The ANPD is likely to keep sharpening LGPD enforcement on automated decisions and profiling, anchored in Article 20, and that requirement, the ability to explain criteria and to offer human review, is enforceable today. SUSEP, through its regulatory sandbox, Open Insurance, and ongoing conduct work, is positioned to fold model governance, fairness, and explainability into how it supervises pricing and underwriting, rather than waiting for a standalone AI code. The strategic read for the Brazilian P&C market is sober. Explainability is becoming a condition of operating, not a differentiator, and the carriers best placed are those whose AI layer is explainable and auditable by design, augmenting underwriters and leaving the core in place.
Frequently asked questions
How do SUSEP and LGPD address the use of AI in insurance?
SUSEP supervises market conduct and fairness in automated pricing and declines, while the LGPD governs how personal data feeds those decisions. As a general legal principle, LGPD Article 20 gives the data subject the right to request review of solely automated decisions affecting their interests. Together they make an automated score reviewable, explainable, and traceable, ahead of any dedicated AI code. WIR meets both by keeping every decision explainable, with a human in the loop where the review right applies.
What does explainability mean in an AI underwriting decision?
Explainability means the model can show which factors drove a score or a decline, in terms a reviewer can audit. It confirms the result is risk based and that protected or proxy attributes are not silently steering the outcome. For underwriting under SUSEP conduct supervision and LGPD Article 20, the carrier must be able to state why a quote or an automated decline happened. WIR scores against a documented underwriting policy, so each decision is defensible rather than opaque.
How does WIR ensure an audit trail for automated decisions?
Every WIR decision is explainable and returns a full audit trail, calibrated to the insurer's documented underwriting policy and risk appetite. The trail records inputs, model version, score, thresholds, and the human who confirmed or overrode the result, then writes back to the policy core. This is the practical answer to LGPD Article 20: criteria and procedures that can be shown on request. WIR states the mechanism, not a certain outcome, and keeps human review where it applies.
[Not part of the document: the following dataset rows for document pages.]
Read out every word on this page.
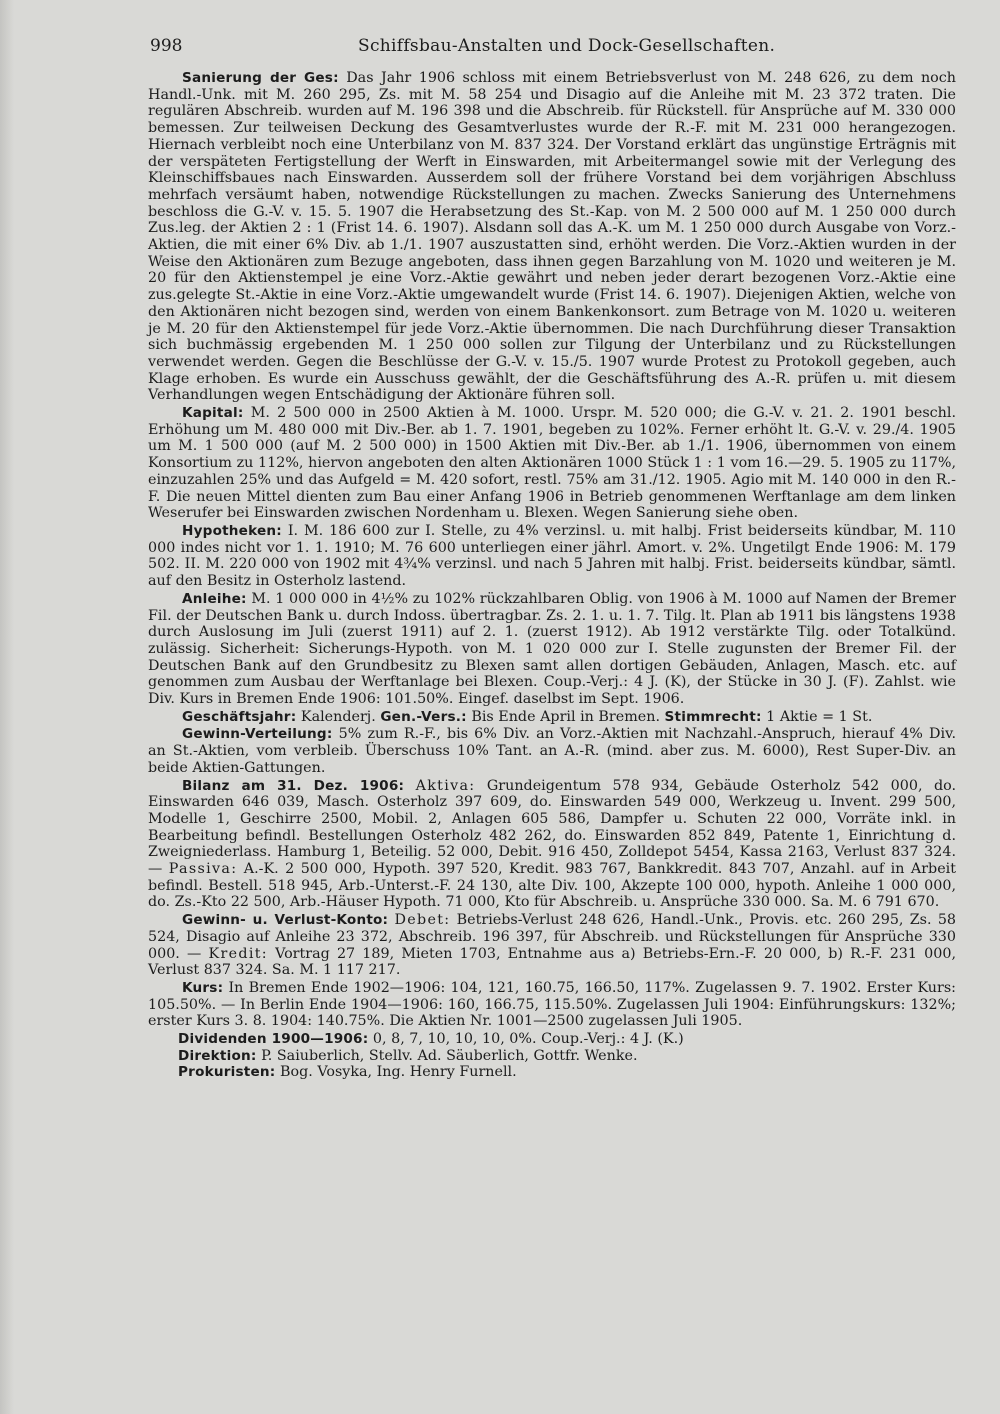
998	Schiffsbau-Anstalten und Dock-Gesellschaften.

Sanierung der Ges: Das Jahr 1906 schloss mit einem Betriebsverlust von M. 248 626, zu dem noch Handl.-Unk. mit M. 260 295, Zs. mit M. 58 254 und Disagio auf die Anleihe mit M. 23 372 traten. Die regulären Abschreib. wurden auf M. 196 398 und die Abschreib. für Rückstell. für Ansprüche auf M. 330 000 bemessen. Zur teilweisen Deckung des Gesamtverlustes wurde der R.-F. mit M. 231 000 herangezogen. Hiernach verbleibt noch eine Unterbilanz von M. 837 324. Der Vorstand erklärt das ungünstige Erträgnis mit der verspäteten Fertigstellung der Werft in Einswarden, mit Arbeitermangel sowie mit der Verlegung des Kleinschiffsbaues nach Einswarden. Ausserdem soll der frühere Vorstand bei dem vorjährigen Abschluss mehrfach versäumt haben, notwendige Rückstellungen zu machen. Zwecks Sanierung des Unternehmens beschloss die G.-V. v. 15. 5. 1907 die Herabsetzung des St.-Kap. von M. 2 500 000 auf M. 1 250 000 durch Zus.leg. der Aktien 2 : 1 (Frist 14. 6. 1907). Alsdann soll das A.-K. um M. 1 250 000 durch Ausgabe von Vorz.-Aktien, die mit einer 6% Div. ab 1./1. 1907 auszustatten sind, erhöht werden. Die Vorz.-Aktien wurden in der Weise den Aktionären zum Bezuge angeboten, dass ihnen gegen Barzahlung von M. 1020 und weiteren je M. 20 für den Aktienstempel je eine Vorz.-Aktie gewährt und neben jeder derart bezogenen Vorz.-Aktie eine zus.gelegte St.-Aktie in eine Vorz.-Aktie umgewandelt wurde (Frist 14. 6. 1907). Diejenigen Aktien, welche von den Aktionären nicht bezogen sind, werden von einem Bankenkonsort. zum Betrage von M. 1020 u. weiteren je M. 20 für den Aktienstempel für jede Vorz.-Aktie übernommen. Die nach Durchführung dieser Transaktion sich buchmässig ergebenden M. 1 250 000 sollen zur Tilgung der Unterbilanz und zu Rückstellungen verwendet werden. Gegen die Beschlüsse der G.-V. v. 15./5. 1907 wurde Protest zu Protokoll gegeben, auch Klage erhoben. Es wurde ein Ausschuss gewählt, der die Geschäftsführung des A.-R. prüfen u. mit diesem Verhandlungen wegen Entschädigung der Aktionäre führen soll.

Kapital: M. 2 500 000 in 2500 Aktien à M. 1000. Urspr. M. 520 000; die G.-V. v. 21. 2. 1901 beschl. Erhöhung um M. 480 000 mit Div.-Ber. ab 1. 7. 1901, begeben zu 102%. Ferner erhöht lt. G.-V. v. 29./4. 1905 um M. 1 500 000 (auf M. 2 500 000) in 1500 Aktien mit Div.-Ber. ab 1./1. 1906, übernommen von einem Konsortium zu 112%, hiervon angeboten den alten Aktionären 1000 Stück 1 : 1 vom 16.—29. 5. 1905 zu 117%, einzuzahlen 25% und das Aufgeld = M. 420 sofort, restl. 75% am 31./12. 1905. Agio mit M. 140 000 in den R.-F. Die neuen Mittel dienten zum Bau einer Anfang 1906 in Betrieb genommenen Werftanlage am dem linken Weserufer bei Einswarden zwischen Nordenham u. Blexen. Wegen Sanierung siehe oben.

Hypotheken: I. M. 186 600 zur I. Stelle, zu 4% verzinsl. u. mit halbj. Frist beiderseits kündbar, M. 110 000 indes nicht vor 1. 1. 1910; M. 76 600 unterliegen einer jährl. Amort. v. 2%. Ungetilgt Ende 1906: M. 179 502. II. M. 220 000 von 1902 mit 4¾% verzinsl. und nach 5 Jahren mit halbj. Frist. beiderseits kündbar, sämtl. auf den Besitz in Osterholz lastend.

Anleihe: M. 1 000 000 in 4½% zu 102% rückzahlbaren Oblig. von 1906 à M. 1000 auf Namen der Bremer Fil. der Deutschen Bank u. durch Indoss. übertragbar. Zs. 2. 1. u. 1. 7. Tilg. lt. Plan ab 1911 bis längstens 1938 durch Auslosung im Juli (zuerst 1911) auf 2. 1. (zuerst 1912). Ab 1912 verstärkte Tilg. oder Totalkünd. zulässig. Sicherheit: Sicherungs-Hypoth. von M. 1 020 000 zur I. Stelle zugunsten der Bremer Fil. der Deutschen Bank auf den Grundbesitz zu Blexen samt allen dortigen Gebäuden, Anlagen, Masch. etc. auf genommen zum Ausbau der Werftanlage bei Blexen. Coup.-Verj.: 4 J. (K), der Stücke in 30 J. (F). Zahlst. wie Div. Kurs in Bremen Ende 1906: 101.50%. Eingef. daselbst im Sept. 1906.

Geschäftsjahr: Kalenderj. Gen.-Vers.: Bis Ende April in Bremen. Stimmrecht: 1 Aktie = 1 St.

Gewinn-Verteilung: 5% zum R.-F., bis 6% Div. an Vorz.-Aktien mit Nachzahl.-Anspruch, hierauf 4% Div. an St.-Aktien, vom verbleib. Überschuss 10% Tant. an A.-R. (mind. aber zus. M. 6000), Rest Super-Div. an beide Aktien-Gattungen.

Bilanz am 31. Dez. 1906: Aktiva: Grundeigentum 578 934, Gebäude Osterholz 542 000, do. Einswarden 646 039, Masch. Osterholz 397 609, do. Einswarden 549 000, Werkzeug u. Invent. 299 500, Modelle 1, Geschirre 2500, Mobil. 2, Anlagen 605 586, Dampfer u. Schuten 22 000, Vorräte inkl. in Bearbeitung befindl. Bestellungen Osterholz 482 262, do. Einswarden 852 849, Patente 1, Einrichtung d. Zweigniederlass. Hamburg 1, Beteilig. 52 000, Debit. 916 450, Zolldepot 5454, Kassa 2163, Verlust 837 324. — Passiva: A.-K. 2 500 000, Hypoth. 397 520, Kredit. 983 767, Bankkredit. 843 707, Anzahl. auf in Arbeit befindl. Bestell. 518 945, Arb.-Unterst.-F. 24 130, alte Div. 100, Akzepte 100 000, hypoth. Anleihe 1 000 000, do. Zs.-Kto 22 500, Arb.-Häuser Hypoth. 71 000, Kto für Abschreib. u. Ansprüche 330 000. Sa. M. 6 791 670.

Gewinn- u. Verlust-Konto: Debet: Betriebs-Verlust 248 626, Handl.-Unk., Provis. etc. 260 295, Zs. 58 524, Disagio auf Anleihe 23 372, Abschreib. 196 397, für Abschreib. und Rückstellungen für Ansprüche 330 000. — Kredit: Vortrag 27 189, Mieten 1703, Entnahme aus a) Betriebs-Ern.-F. 20 000, b) R.-F. 231 000, Verlust 837 324. Sa. M. 1 117 217.

Kurs: In Bremen Ende 1902—1906: 104, 121, 160.75, 166.50, 117%. Zugelassen 9. 7. 1902. Erster Kurs: 105.50%. — In Berlin Ende 1904—1906: 160, 166.75, 115.50%. Zugelassen Juli 1904: Einführungskurs: 132%; erster Kurs 3. 8. 1904: 140.75%. Die Aktien Nr. 1001—2500 zugelassen Juli 1905.

Dividenden 1900—1906: 0, 8, 7, 10, 10, 10, 0%. Coup.-Verj.: 4 J. (K.)

Direktion: P. Saiuberlich, Stellv. Ad. Säuberlich, Gottfr. Wenke.

Prokuristen: Bog. Vosyka, Ing. Henry Furnell.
Is the data used by the AI compliant with LGPD?
Yes. The data WIR processes is encrypted at every step and LGPD compliant by design. Provenance is tracked, so any reviewer can trace which field came from which document, and the criteria behind an automated decision can be shown on request under LGPD Article 20. As Open Insurance widens the data feeding models, governance travels with the data, keeping each source lawful and each decision built on it explainable.
Does WIR replace the core to operate within regulation?
No. WIR does not replace the insurer's core. It is the external AI layer that sits on top of the systems the insurer already runs, 100% external, with no core migration and no load on IT. It is neither an insurer, a broker, nor an MGA, so it does not carry risk. WIR automates the quotation and underwriting journey per the insurer's own risk policy, writing decisions and the audit trail back to the existing policy core.